On the undecidability of probabilistic planning and related stochastic optimization problems Original Research Article

Automated planning, the problem of how an agent achieves a goal given a repertoire of actions, is one of the foundational and most widely studied problems in the AI literature. The original formulation of the problem makes strong assumptions regarding the agentʹs knowledge and control over the world, namely that its information is complete and correct, and that the results of its actions are deterministic and known. Recent research in planning under uncertainty has endeavored to relax these assumptions, providing formal and computation models wherein the agent has incomplete or noisy information about the world and has noisy sensors and effectors. This research has mainly taken one of two approaches: extend the classical planning paradigm to a semantics that admits uncertainty, or adopt another framework for approaching the problem, most commonly the Markov Decision Process (MDP) model. This paper presents a complexity analysis of planning under uncertainty. It begins with the “probabilistic classical planning” problem, showing that problem to be formally undecidable.
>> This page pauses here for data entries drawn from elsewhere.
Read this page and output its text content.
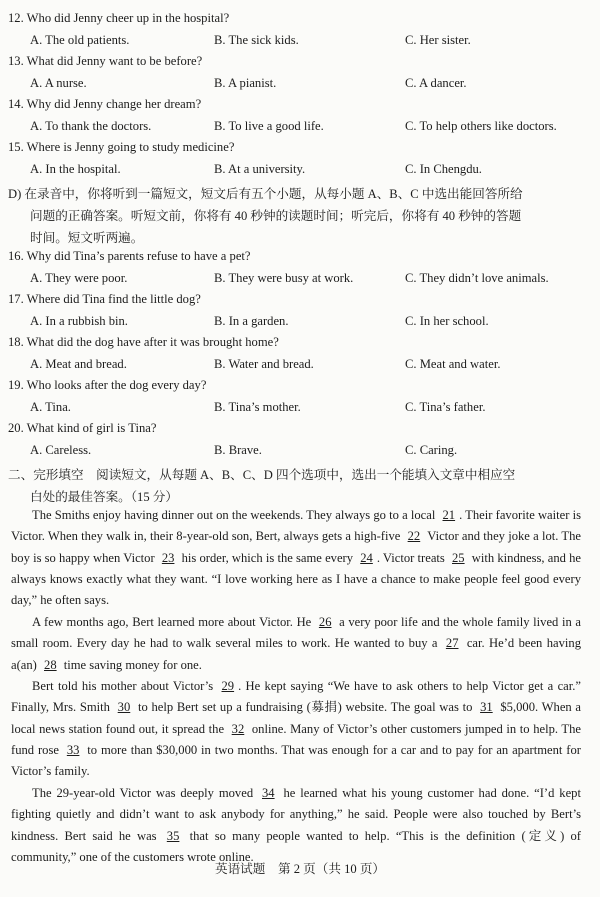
12. Who did Jenny cheer up in the hospital?
A. The old patients.	B. The sick kids.	C. Her sister.
13. What did Jenny want to be before?
A. A nurse.	B. A pianist.	C. A dancer.
14. Why did Jenny change her dream?
A. To thank the doctors.	B. To live a good life.	C. To help others like doctors.
15. Where is Jenny going to study medicine?
A. In the hospital.	B. At a university.	C. In Chengdu.
D) 在录音中，你将听到一篇短文，短文后有五个小题，从每小题 A、B、C 中选出能回答所给
问题的正确答案。听短文前，你将有 40 秒钟的读题时间；听完后，你将有 40 秒钟的答题
时间。短文听两遍。
16. Why did Tina’s parents refuse to have a pet?
A. They were poor.	B. They were busy at work.	C. They didn’t love animals.
17. Where did Tina find the little dog?
A. In a rubbish bin.	B. In a garden.	C. In her school.
18. What did the dog have after it was brought home?
A. Meat and bread.	B. Water and bread.	C. Meat and water.
19. Who looks after the dog every day?
A. Tina.	B. Tina’s mother.	C. Tina’s father.
20. What kind of girl is Tina?
A. Careless.	B. Brave.	C. Caring.
二、完形填空　阅读短文，从每题 A、B、C、D 四个选项中，选出一个能填入文章中相应空
白处的最佳答案。（15 分）
The Smiths enjoy having dinner out on the weekends. They always go to a local 21 . Their favorite waiter is Victor. When they walk in, their 8-year-old son, Bert, always gets a high-five 22 Victor and they joke a lot. The boy is so happy when Victor 23 his order, which is the same every 24 . Victor treats 25 with kindness, and he always knows exactly what they want. “I love working here as I have a chance to make people feel good every day,” he often says.
A few months ago, Bert learned more about Victor. He 26 a very poor life and the whole family lived in a small room. Every day he had to walk several miles to work. He wanted to buy a 27 car. He’d been having a(an) 28 time saving money for one.
Bert told his mother about Victor’s 29 . He kept saying “We have to ask others to help Victor get a car.” Finally, Mrs. Smith 30 to help Bert set up a fundraising (募捐) website. The goal was to 31 $5,000. When a local news station found out, it spread the 32 online. Many of Victor’s other customers jumped in to help. The fund rose 33 to more than $30,000 in two months. That was enough for a car and to pay for an apartment for Victor’s family.
The 29-year-old Victor was deeply moved 34 he learned what his young customer had done. “I’d kept fighting quietly and didn’t want to ask anybody for anything,” he said. People were also touched by Bert’s kindness. Bert said he was 35 that so many people wanted to help. “This is the definition (定义) of community,” one of the customers wrote online.
英语试题　第 2 页（共 10 页）
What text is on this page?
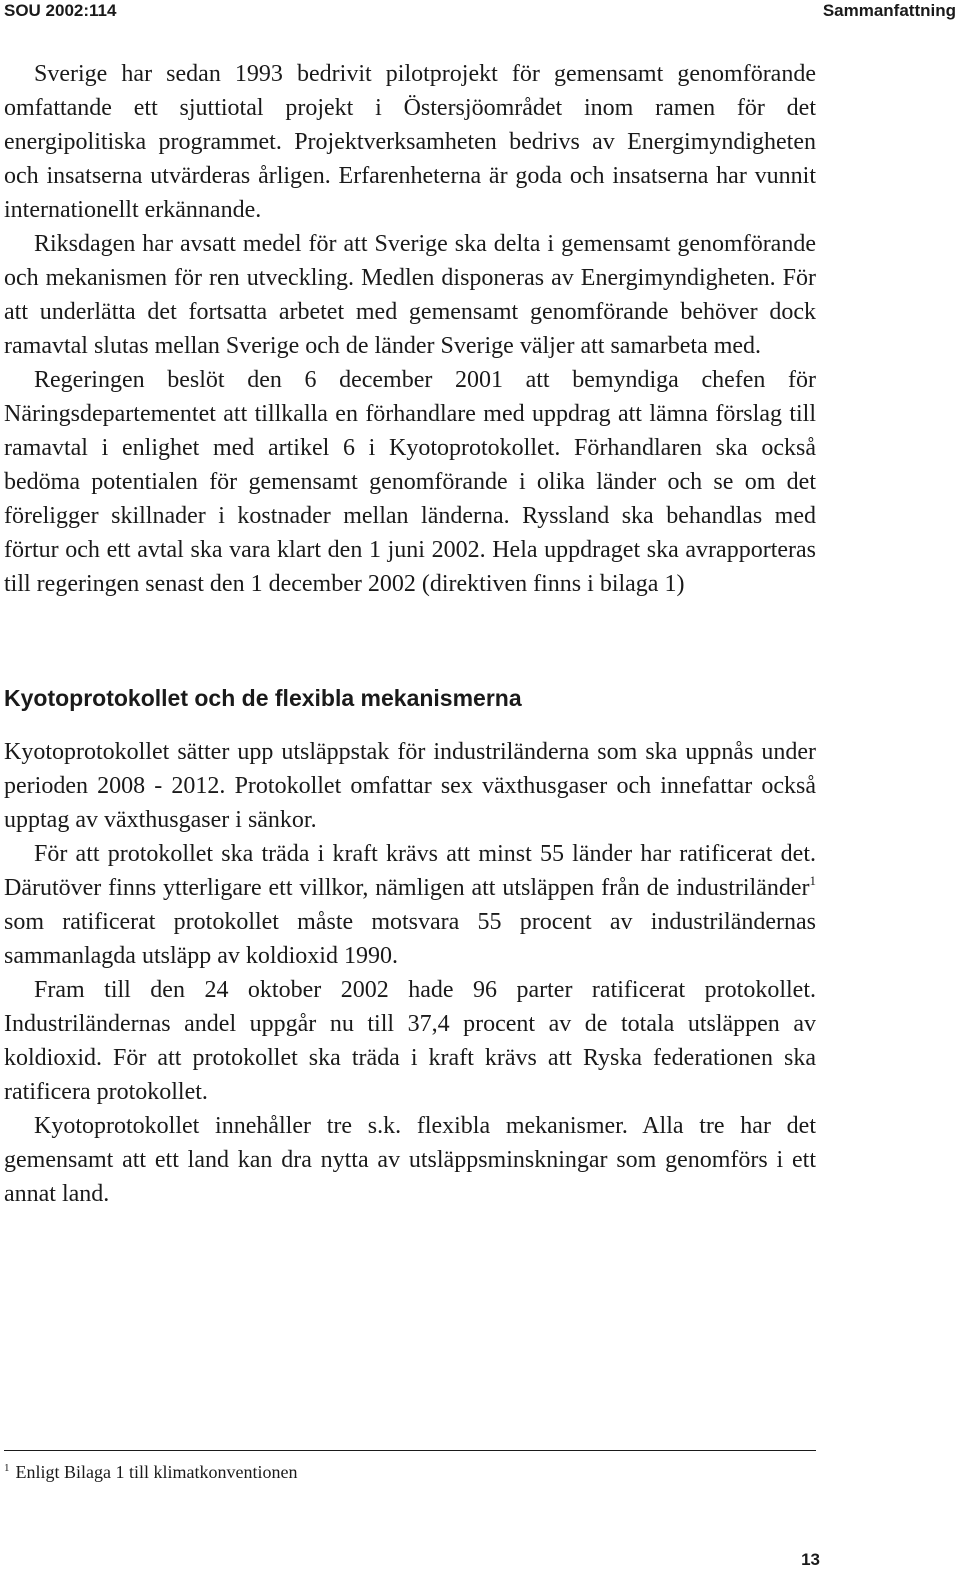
SOU 2002:114	Sammanfattning

Sverige har sedan 1993 bedrivit pilotprojekt för gemensamt genomförande omfattande ett sjuttiotal projekt i Östersjöområdet inom ramen för det energipolitiska programmet. Projektverksamheten bedrivs av Energimyndigheten och insatserna utvärderas årligen. Erfarenheterna är goda och insatserna har vunnit internationellt erkännande.

Riksdagen har avsatt medel för att Sverige ska delta i gemensamt genomförande och mekanismen för ren utveckling. Medlen disponeras av Energimyndigheten. För att underlätta det fortsatta arbetet med gemensamt genomförande behöver dock ramavtal slutas mellan Sverige och de länder Sverige väljer att samarbeta med.

Regeringen beslöt den 6 december 2001 att bemyndiga chefen för Näringsdepartementet att tillkalla en förhandlare med uppdrag att lämna förslag till ramavtal i enlighet med artikel 6 i Kyotoprotokollet. Förhandlaren ska också bedöma potentialen för gemensamt genomförande i olika länder och se om det föreligger skillnader i kostnader mellan länderna. Ryssland ska behandlas med förtur och ett avtal ska vara klart den 1 juni 2002. Hela uppdraget ska avrapporteras till regeringen senast den 1 december 2002 (direktiven finns i bilaga 1)

Kyotoprotokollet och de flexibla mekanismerna

Kyotoprotokollet sätter upp utsläppstak för industriländerna som ska uppnås under perioden 2008 - 2012. Protokollet omfattar sex växthusgaser och innefattar också upptag av växthusgaser i sänkor.

För att protokollet ska träda i kraft krävs att minst 55 länder har ratificerat det. Därutöver finns ytterligare ett villkor, nämligen att utsläppen från de industriländer$^1$ som ratificerat protokollet måste motsvara 55 procent av industriländernas sammanlagda utsläpp av koldioxid 1990.

Fram till den 24 oktober 2002 hade 96 parter ratificerat protokollet. Industriländernas andel uppgår nu till 37,4 procent av de totala utsläppen av koldioxid. För att protokollet ska träda i kraft krävs att Ryska federationen ska ratificera protokollet.

Kyotoprotokollet innehåller tre s.k. flexibla mekanismer. Alla tre har det gemensamt att ett land kan dra nytta av utsläppsminskningar som genomförs i ett annat land.

$^1$ Enligt Bilaga 1 till klimatkonventionen
13
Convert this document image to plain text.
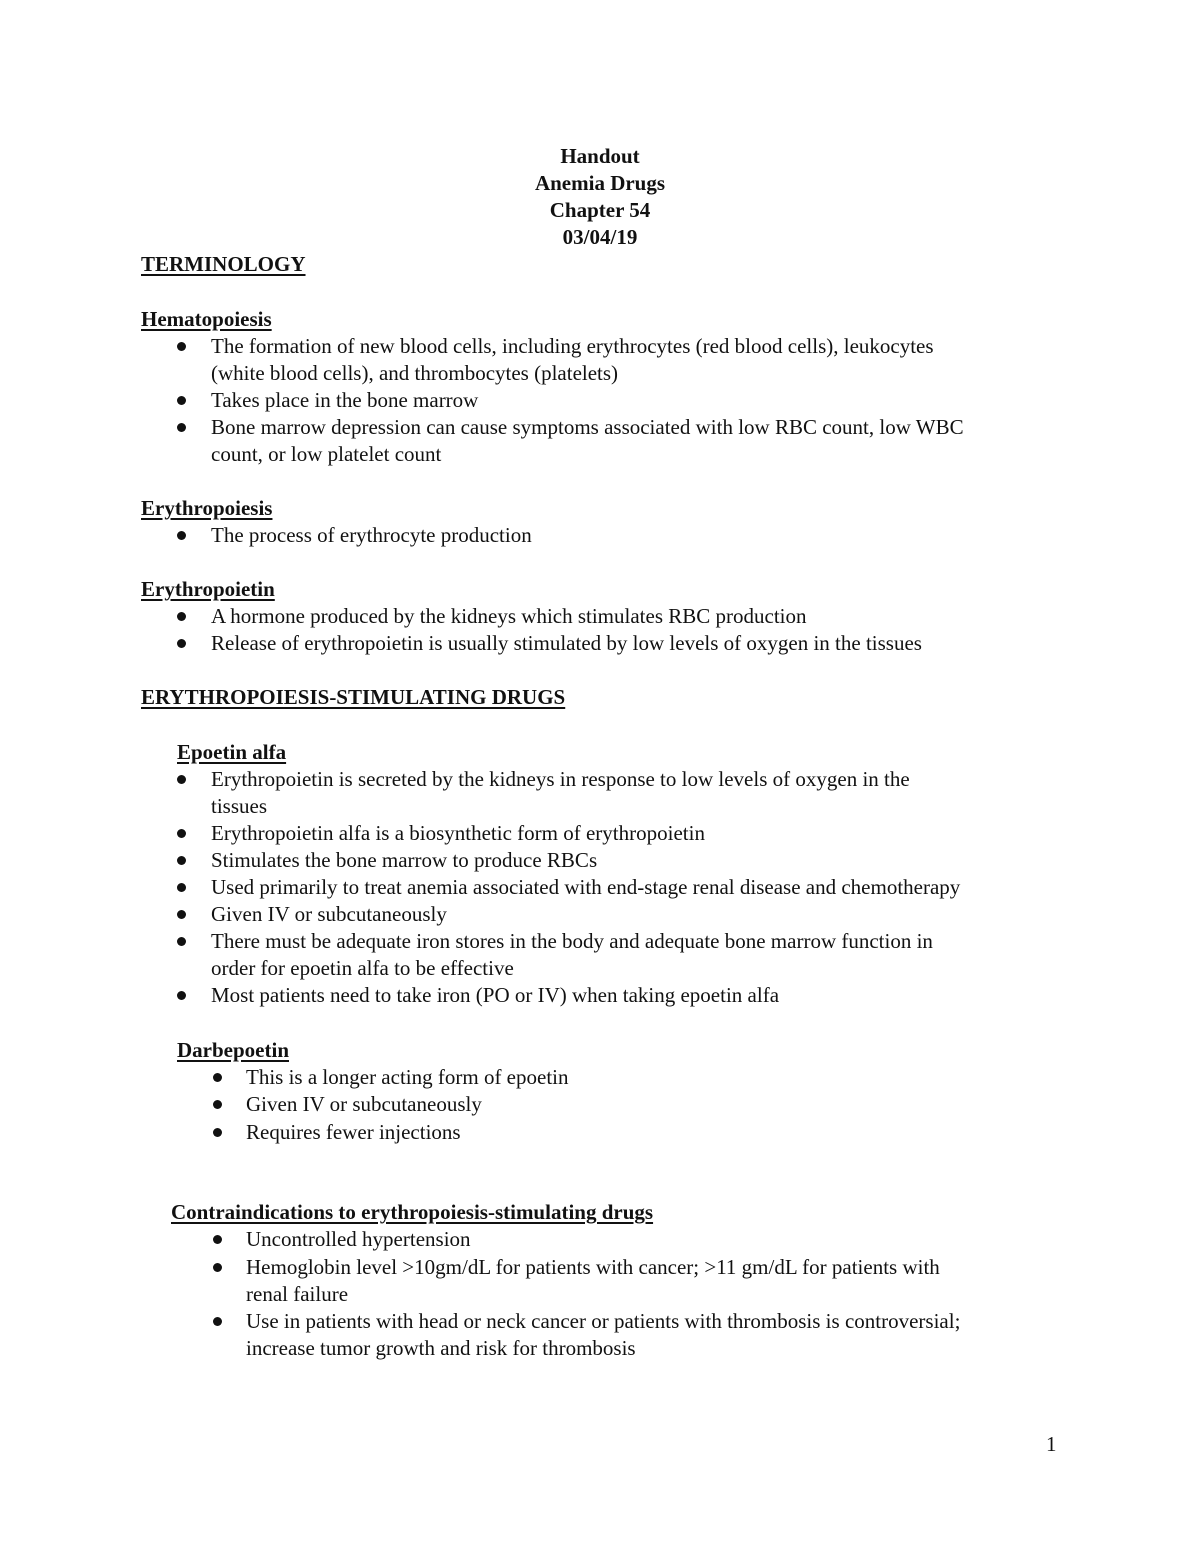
Handout
Anemia Drugs
Chapter 54
03/04/19
TERMINOLOGY
Hematopoiesis
The formation of new blood cells, including erythrocytes (red blood cells), leukocytes
(white blood cells), and thrombocytes (platelets)
Takes place in the bone marrow
Bone marrow depression can cause symptoms associated with low RBC count, low WBC
count, or low platelet count
Erythropoiesis
The process of erythrocyte production
Erythropoietin
A hormone produced by the kidneys which stimulates RBC production
Release of erythropoietin is usually stimulated by low levels of oxygen in the tissues
ERYTHROPOIESIS-STIMULATING DRUGS
Epoetin alfa
Erythropoietin is secreted by the kidneys in response to low levels of oxygen in the
tissues
Erythropoietin alfa is a biosynthetic form of erythropoietin
Stimulates the bone marrow to produce RBCs
Used primarily to treat anemia associated with end-stage renal disease and chemotherapy
Given IV or subcutaneously
There must be adequate iron stores in the body and adequate bone marrow function in
order for epoetin alfa to be effective
Most patients need to take iron (PO or IV) when taking epoetin alfa
Darbepoetin
This is a longer acting form of epoetin
Given IV or subcutaneously
Requires fewer injections
Contraindications to erythropoiesis-stimulating drugs
Uncontrolled hypertension
Hemoglobin level >10gm/dL for patients with cancer; >11 gm/dL for patients with
renal failure
Use in patients with head or neck cancer or patients with thrombosis is controversial;
increase tumor growth and risk for thrombosis
1
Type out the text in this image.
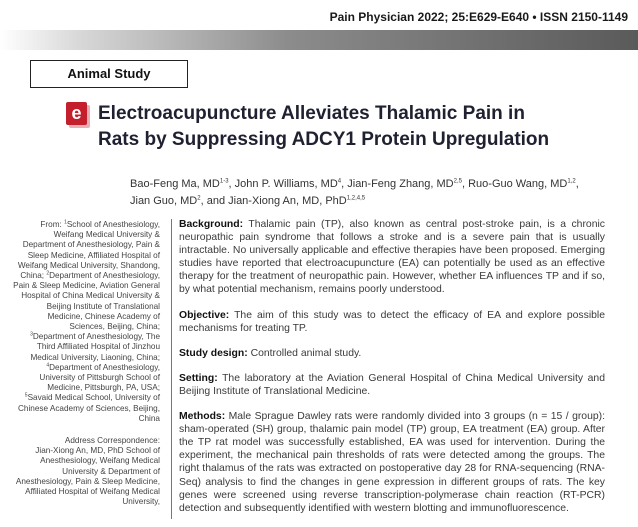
Pain Physician 2022; 25:E629-E640 • ISSN 2150-1149
Animal Study
e Electroacupuncture Alleviates Thalamic Pain in
Rats by Suppressing ADCY1 Protein Upregulation
Bao-Feng Ma, MD$^{1-3}$, John P. Williams, $MD^4$, Jian-Feng Zhang, MD$^{2,5}$, Ruo-Guo Wang, MD$^{1,2}$,
Jian Guo, $MD^2$, and Jian-Xiong An, MD, PhD$^{1,2,4,5}$

From: $^1$School of Anesthesiology, Weifang Medical University & Department of Anesthesiology, Pain & Sleep Medicine, Affiliated Hospital of Weifang Medical University, Shandong, China; $^2$Department of Anesthesiology, Pain & Sleep Medicine, Aviation General Hospital of China Medical University & Beijing Institute of Translational Medicine, Chinese Academy of Sciences, Beijing, China;
$^3$Department of Anesthesiology, The Third Affiliated Hospital of Jinzhou Medical University, Liaoning, China;
$^4$Department of Anesthesiology, University of Pittsburgh School of Medicine, Pittsburgh, PA, USA;
$^5$Savaid Medical School, University of Chinese Academy of Sciences, Beijing, China

Address Correspondence:

Jian-Xiong An, MD, PhD School of Anesthesiology, Weifang Medical University & Department of Anesthesiology, Pain & Sleep Medicine, Affiliated Hospital of Weifang Medical University,

Background: Thalamic pain (TP), also known as central post-stroke pain, is a chronic neuropathic pain syndrome that follows a stroke and is a severe pain that is usually intractable. No universally applicable and effective therapies have been proposed. Emerging studies have reported that electroacupuncture (EA) can potentially be used as an effective therapy for the treatment of neuropathic pain. However, whether EA influences TP and if so, by what potential mechanism, remains poorly understood.

Objective: The aim of this study was to detect the efficacy of EA and explore possible mechanisms for treating TP.

Study design: Controlled animal study.

Setting: The laboratory at the Aviation General Hospital of China Medical University and Beijing Institute of Translational Medicine.

Methods: Male Sprague Dawley rats were randomly divided into 3 groups (n = 15 / group): sham-operated (SH) group, thalamic pain model (TP) group, EA treatment (EA) group. After the TP rat model was successfully established, EA was used for intervention. During the experiment, the mechanical pain thresholds of rats were detected among the groups. The right thalamus of the rats was extracted on postoperative day 28 for RNA-sequencing (RNA-Seq) analysis to find the changes in gene expression in different groups of rats. The key genes were screened using reverse transcription-polymerase chain reaction (RT-PCR) detection and subsequently identified with western blotting and immunofluorescence.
This fundamental result is then applied to a broad class of stochastic optimization problems, in brief any problem statement where the agent (a) operates over an infinite or indefinite time horizon, and (b) has available only probabilistic information about the systemʹs state. Undecidability is established for policy-existence problems for partially observable infinite-horizon Markov decision processes under discounted and undiscounted total reward models, average-reward models, and state-avoidance models. The results also apply to corresponding approximation problems with undiscounted objective functions. The paper answers a significant open question raised by Papadimitriou and Tsitsiklis [Math. Oper. Res. 12 (3) (1987) 441–450] about the complexity of infinite horizon POMDPs.